Almost every vendor calls their work "traceable" and "auditable." Almost none of them can show what that means in code. These four techniques are what it means in ours. Each one is drawn from a system we've already shipped.
A claim without a receipt is a marketing statement. When a reviewer asks "how do you know," the answer shouldn't be "the analyst said so."
Every quantitative claim on a program analysis site is backed by a YAML entry colocated with the component that displays it. The YAML captures the exact claim text, a confidence level (HIGH, MODERATE, or LOW), and a reproducible source — usually a SQL query against the warehouse. Before any deploy, a verification pass walks the entire site, runs every query, and compares the results to what the ledger expects. A discrepancy stops the build.
claim_id: china_optomechanics_share
claim: "China accounts for 36.9% of optomechanics publication share."
confidence: HIGH
sources:
- type: database_query
database: supabase
table: program_citations
query: |
SELECT country, COUNT(DISTINCT citing_doi) AS papers
FROM program_citations
WHERE research_community = 'optomechanics'
GROUP BY country
ORDER BY papers DESC;
expected_results:
china_share: 0.369AI output looks the same whether it came from a verified source or a fabrication. A researcher reading an AI summary has no way to tell what the archive actually says and what the model guessed.
Every node in the archive's knowledge graph carries a label. Verified means the content came from an archive source. Inferred means the AI generated it during reasoning. Verified nodes render as filled circles. Inferred nodes render as dashed outlines. Every answer in the chat panel resolves its citations to specific passages in specific documents. Inferred claims get a separate visual tag, so a careful reader can always tell what the archive says from what the model extrapolated.
An AI that's eager to give the answer is a terrible teaching tool. It's also a terrible decision-support tool in any setting where the human has to own the call.
The Georgetown platform runs a delegation contract written directly into the code. The AI cannot verify assumptions. It cannot define success criteria. It cannot advance the team past a phase gate. Those gates are PL/pgSQL stored procedures — the database itself enforces the constraint, not a hope that the model will behave. The contract is small. The effect is large. It changes the whole shape of what the product is for.
export const DELEGATION_CONTRACT = {
// The AI observes and assists. The human decides.
canVerifyAssumptions: false,
canDefineSuccessCriteria: false,
canAdvancePhaseGate: false,
// Gates are enforced at the database layer, not in application code,
// so no agent can call its way past them.
gateEnforcement: 'plpgsql_stored_procedure',
} as const;A recommendation you can't trace to its source isn't defensible. A complex pipeline with nine reasoning stages can produce a confident conclusion that nobody on the team can walk backward through.
Deepfield carries W3C PROV-compliant lineage through every stage of its pipeline. Pick any final recommendation and you can walk backward: the course of action it came from, the reasoning tree that scored it, the assumptions those rollouts depended on, the asymmetries they exploited, the graph structure, the extracted entities, the source passages. Every module returns a `Result<T,E>`, so failures propagate explicitly. Silent fallbacks that hide a broken call are forbidden by the architecture.

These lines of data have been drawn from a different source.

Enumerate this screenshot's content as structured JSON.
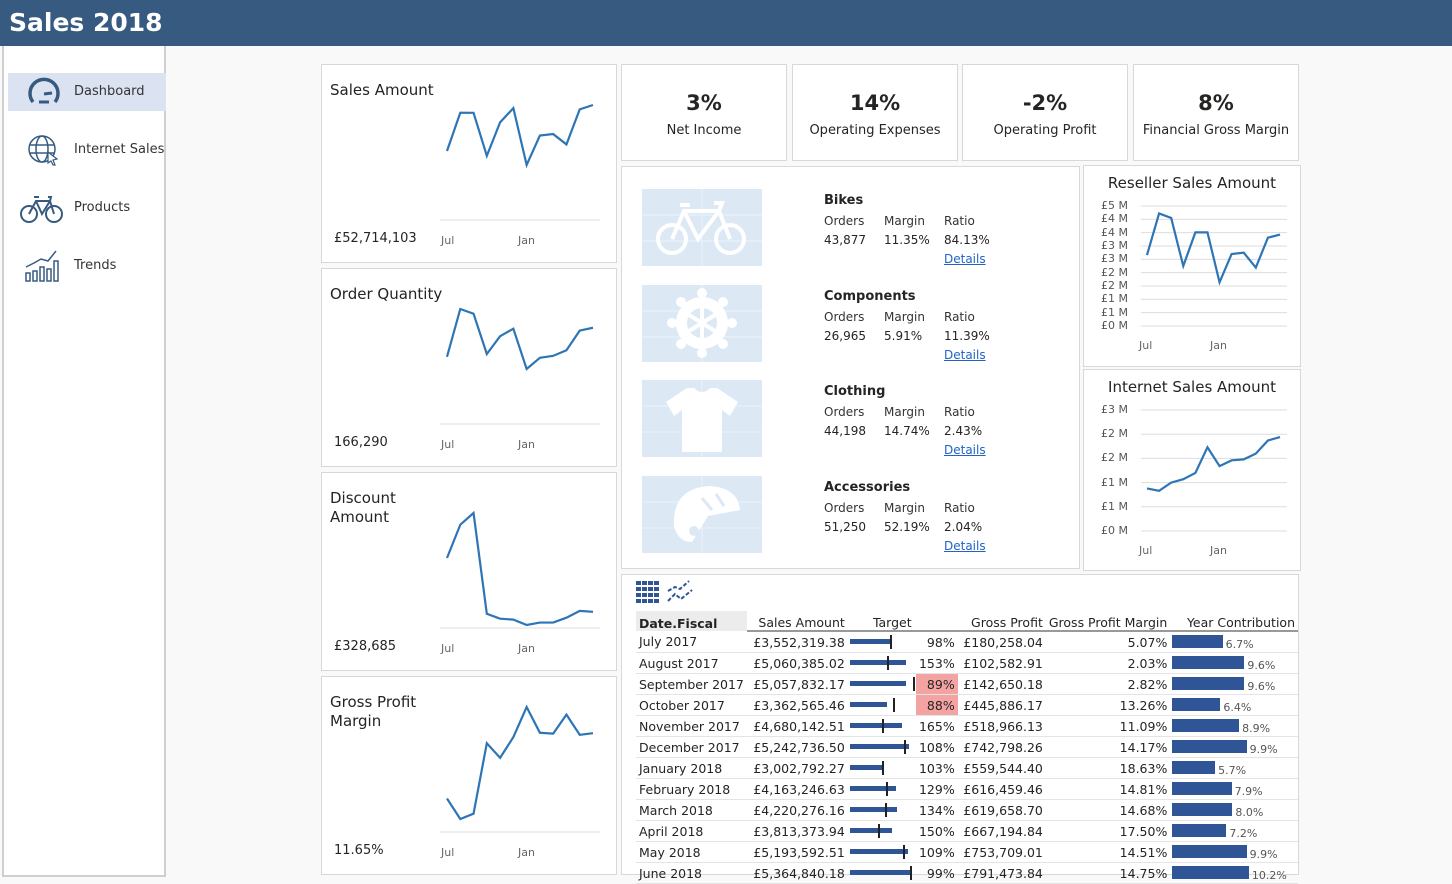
{
  "app": {
    "title": "Sales 2018"
  },
  "sidebar": {
    "items": [
      {
        "label": "Dashboard",
        "icon": "dashboard-gauge-icon",
        "selected": true
      },
      {
        "label": "Internet Sales",
        "icon": "globe-cursor-icon"
      },
      {
        "label": "Products",
        "icon": "bicycle-icon"
      },
      {
        "label": "Trends",
        "icon": "trend-chart-icon"
      }
    ]
  },
  "accent": "#2e75b6",
  "bar_color": "#2f5597",
  "highlight": "#f4a3a3",
  "sparks": [
    {
      "title": "Sales Amount",
      "value": "£52,714,103",
      "x_labels": [
        "Jul",
        "Jan"
      ],
      "values": [
        3552319,
        5060385,
        5057832,
        3362565,
        4680142,
        5242736,
        3002792,
        4163246,
        4220276,
        3813373,
        5193592,
        5364840
      ]
    },
    {
      "title": "Order Quantity",
      "value": "166,290",
      "x_labels": [
        "Jul",
        "Jan"
      ],
      "values": [
        11230,
        19075,
        18305,
        11690,
        14610,
        15845,
        9230,
        11075,
        11385,
        12305,
        15535,
        16000
      ]
    },
    {
      "title": "Discount Amount",
      "value": "£328,685",
      "x_labels": [
        "Jul",
        "Jan"
      ],
      "values": [
        63900,
        95400,
        106500,
        11100,
        6500,
        5600,
        500,
        2800,
        2800,
        7400,
        13900,
        13000
      ]
    },
    {
      "title": "Gross Profit Margin",
      "value": "11.65%",
      "x_labels": [
        "Jul",
        "Jan"
      ],
      "values": [
        5.07,
        2.03,
        2.82,
        13.26,
        11.09,
        14.17,
        18.63,
        14.81,
        14.68,
        17.5,
        14.51,
        14.75
      ]
    }
  ],
  "kpis": [
    {
      "value": "3%",
      "label": "Net Income"
    },
    {
      "value": "14%",
      "label": "Operating Expenses"
    },
    {
      "value": "-2%",
      "label": "Operating Profit"
    },
    {
      "value": "8%",
      "label": "Financial Gross Margin"
    }
  ],
  "products": [
    {
      "name": "Bikes",
      "icon": "bicycle-icon",
      "orders": "43,877",
      "margin": "11.35%",
      "ratio": "84.13%"
    },
    {
      "name": "Components",
      "icon": "gear-icon",
      "orders": "26,965",
      "margin": "5.91%",
      "ratio": "11.39%"
    },
    {
      "name": "Clothing",
      "icon": "tshirt-icon",
      "orders": "44,198",
      "margin": "14.74%",
      "ratio": "2.43%"
    },
    {
      "name": "Accessories",
      "icon": "helmet-icon",
      "orders": "51,250",
      "margin": "52.19%",
      "ratio": "2.04%"
    }
  ],
  "product_labels": {
    "orders": "Orders",
    "margin": "Margin",
    "ratio": "Ratio",
    "details": "Details"
  },
  "chart_data": [
    {
      "type": "line",
      "title": "Reseller Sales Amount",
      "x_labels": [
        "Jul",
        "Jan"
      ],
      "y_tick_labels": [
        "£0 M",
        "£1 M",
        "£1 M",
        "£2 M",
        "£2 M",
        "£3 M",
        "£3 M",
        "£4 M",
        "£4 M",
        "£5 M"
      ],
      "ylim": [
        0,
        4500000
      ],
      "grid": true,
      "values": [
        2660000,
        4220000,
        4050000,
        2250000,
        3510000,
        3510000,
        1640000,
        2700000,
        2750000,
        2190000,
        3310000,
        3430000
      ]
    },
    {
      "type": "line",
      "title": "Internet Sales Amount",
      "x_labels": [
        "Jul",
        "Jan"
      ],
      "y_tick_labels": [
        "£0 M",
        "£1 M",
        "£1 M",
        "£2 M",
        "£2 M",
        "£3 M"
      ],
      "ylim": [
        0,
        2500000
      ],
      "grid": true,
      "values": [
        880000,
        830000,
        1000000,
        1070000,
        1200000,
        1730000,
        1340000,
        1460000,
        1480000,
        1600000,
        1870000,
        1940000
      ]
    }
  ],
  "table": {
    "icons": [
      "table-grid-icon",
      "line-chart-toggle-icon"
    ],
    "headers": [
      "Date.Fiscal",
      "Sales Amount",
      "Target",
      "Gross Profit",
      "Gross Profit Margin",
      "Year Contribution"
    ],
    "rows": [
      {
        "date": "July 2017",
        "sales": "£3,552,319.38",
        "sales_m": 3.552,
        "target": "98%",
        "target_pct": 98,
        "gp": "£180,258.04",
        "gpm": "5.07%",
        "yc": "6.7%",
        "yc_pct": 6.7
      },
      {
        "date": "August 2017",
        "sales": "£5,060,385.02",
        "sales_m": 5.06,
        "target": "153%",
        "target_pct": 153,
        "gp": "£102,582.91",
        "gpm": "2.03%",
        "yc": "9.6%",
        "yc_pct": 9.6
      },
      {
        "date": "September 2017",
        "sales": "£5,057,832.17",
        "sales_m": 5.058,
        "target": "89%",
        "target_pct": 89,
        "gp": "£142,650.18",
        "gpm": "2.82%",
        "yc": "9.6%",
        "yc_pct": 9.6
      },
      {
        "date": "October 2017",
        "sales": "£3,362,565.46",
        "sales_m": 3.363,
        "target": "88%",
        "target_pct": 88,
        "gp": "£445,886.17",
        "gpm": "13.26%",
        "yc": "6.4%",
        "yc_pct": 6.4
      },
      {
        "date": "November 2017",
        "sales": "£4,680,142.51",
        "sales_m": 4.68,
        "target": "165%",
        "target_pct": 165,
        "gp": "£518,966.13",
        "gpm": "11.09%",
        "yc": "8.9%",
        "yc_pct": 8.9
      },
      {
        "date": "December 2017",
        "sales": "£5,242,736.50",
        "sales_m": 5.243,
        "target": "108%",
        "target_pct": 108,
        "gp": "£742,798.26",
        "gpm": "14.17%",
        "yc": "9.9%",
        "yc_pct": 9.9
      },
      {
        "date": "January 2018",
        "sales": "£3,002,792.27",
        "sales_m": 3.003,
        "target": "103%",
        "target_pct": 103,
        "gp": "£559,544.40",
        "gpm": "18.63%",
        "yc": "5.7%",
        "yc_pct": 5.7
      },
      {
        "date": "February 2018",
        "sales": "£4,163,246.63",
        "sales_m": 4.163,
        "target": "129%",
        "target_pct": 129,
        "gp": "£616,459.46",
        "gpm": "14.81%",
        "yc": "7.9%",
        "yc_pct": 7.9
      },
      {
        "date": "March 2018",
        "sales": "£4,220,276.16",
        "sales_m": 4.22,
        "target": "134%",
        "target_pct": 134,
        "gp": "£619,658.70",
        "gpm": "14.68%",
        "yc": "8.0%",
        "yc_pct": 8.0
      },
      {
        "date": "April 2018",
        "sales": "£3,813,373.94",
        "sales_m": 3.813,
        "target": "150%",
        "target_pct": 150,
        "gp": "£667,194.84",
        "gpm": "17.50%",
        "yc": "7.2%",
        "yc_pct": 7.2
      },
      {
        "date": "May 2018",
        "sales": "£5,193,592.51",
        "sales_m": 5.194,
        "target": "109%",
        "target_pct": 109,
        "gp": "£753,709.01",
        "gpm": "14.51%",
        "yc": "9.9%",
        "yc_pct": 9.9
      },
      {
        "date": "June 2018",
        "sales": "£5,364,840.18",
        "sales_m": 5.365,
        "target": "99%",
        "target_pct": 99,
        "gp": "£791,473.84",
        "gpm": "14.75%",
        "yc": "10.2%",
        "yc_pct": 10.2
      }
    ]
  }
}
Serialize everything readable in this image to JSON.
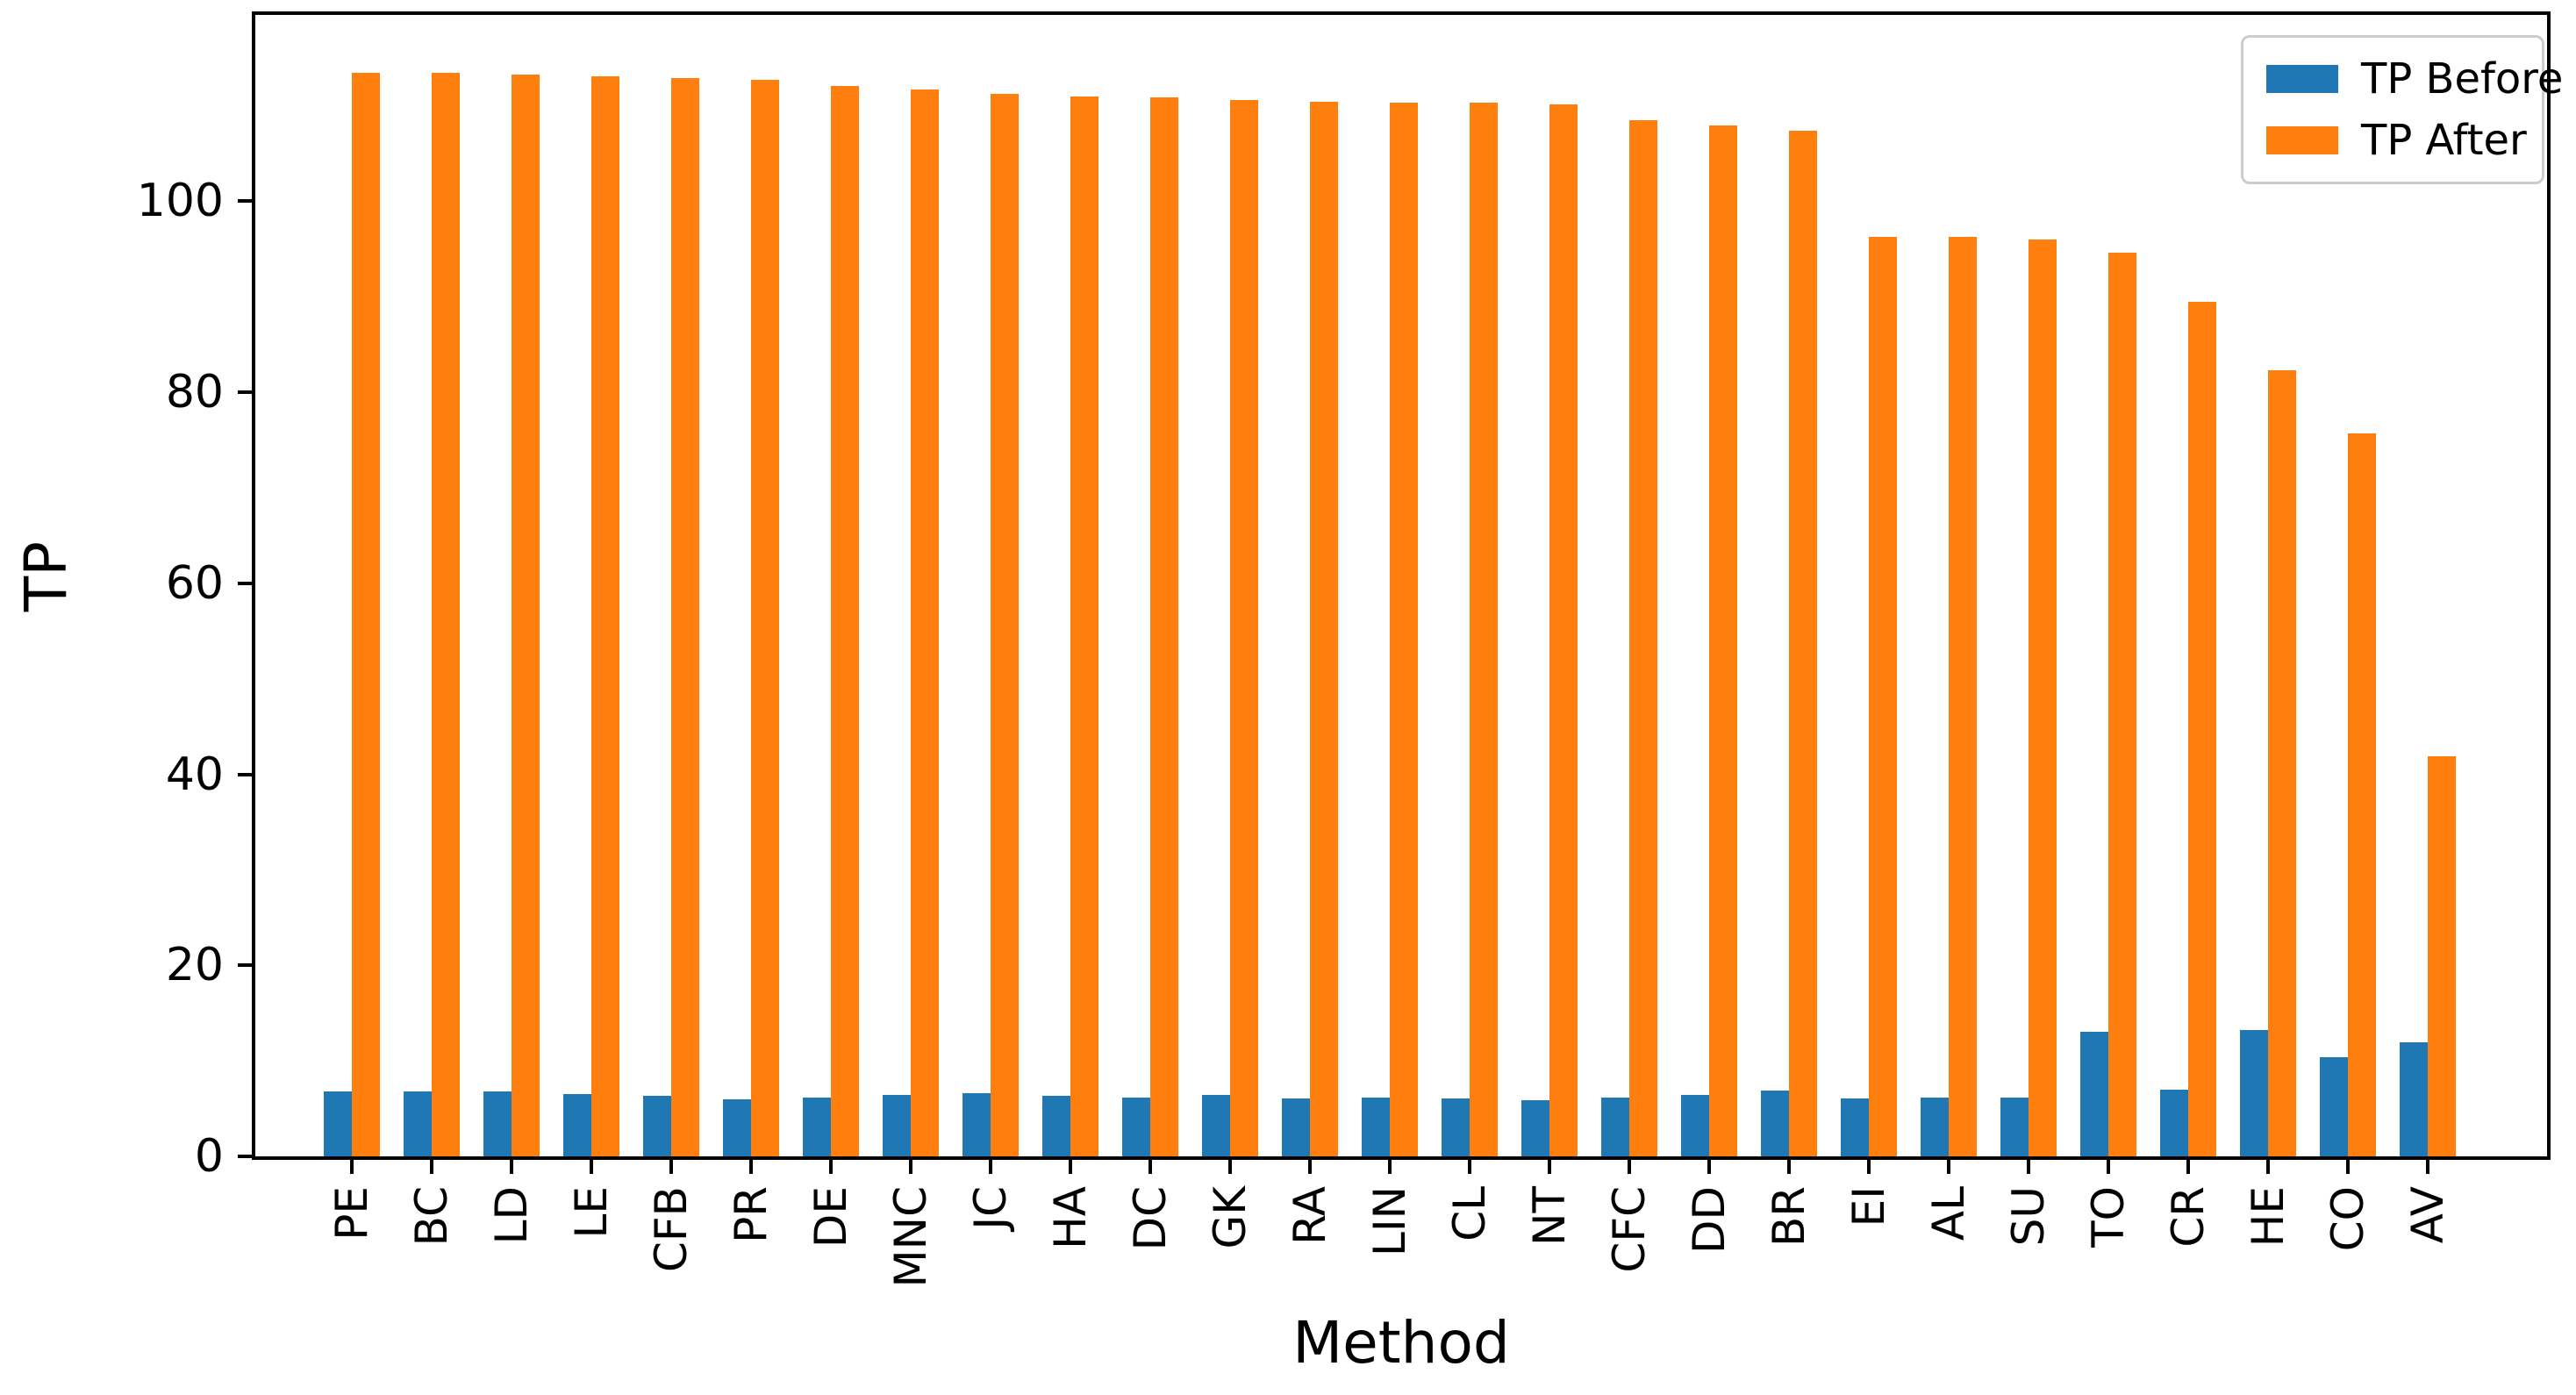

recommendation: "Invest in domain X before Q3"
<- course_of_action: COA-07 (Pareto rank 2)
<- reasoning_rollout: rollout_1834 (PRM score 0.81)
<- assumption: "competitor lag is ~14 months"
<- asymmetry: learning_rate_gap (confidence 0.72)
<- graph_node: entity_3019 (competitor capability)
<- extraction: passage from source_882
<- research_iteration: gap_fill_3
<- intake_query: initial user question"Defensible" is either a claim or a property of the system. In our work, it's a property of the system.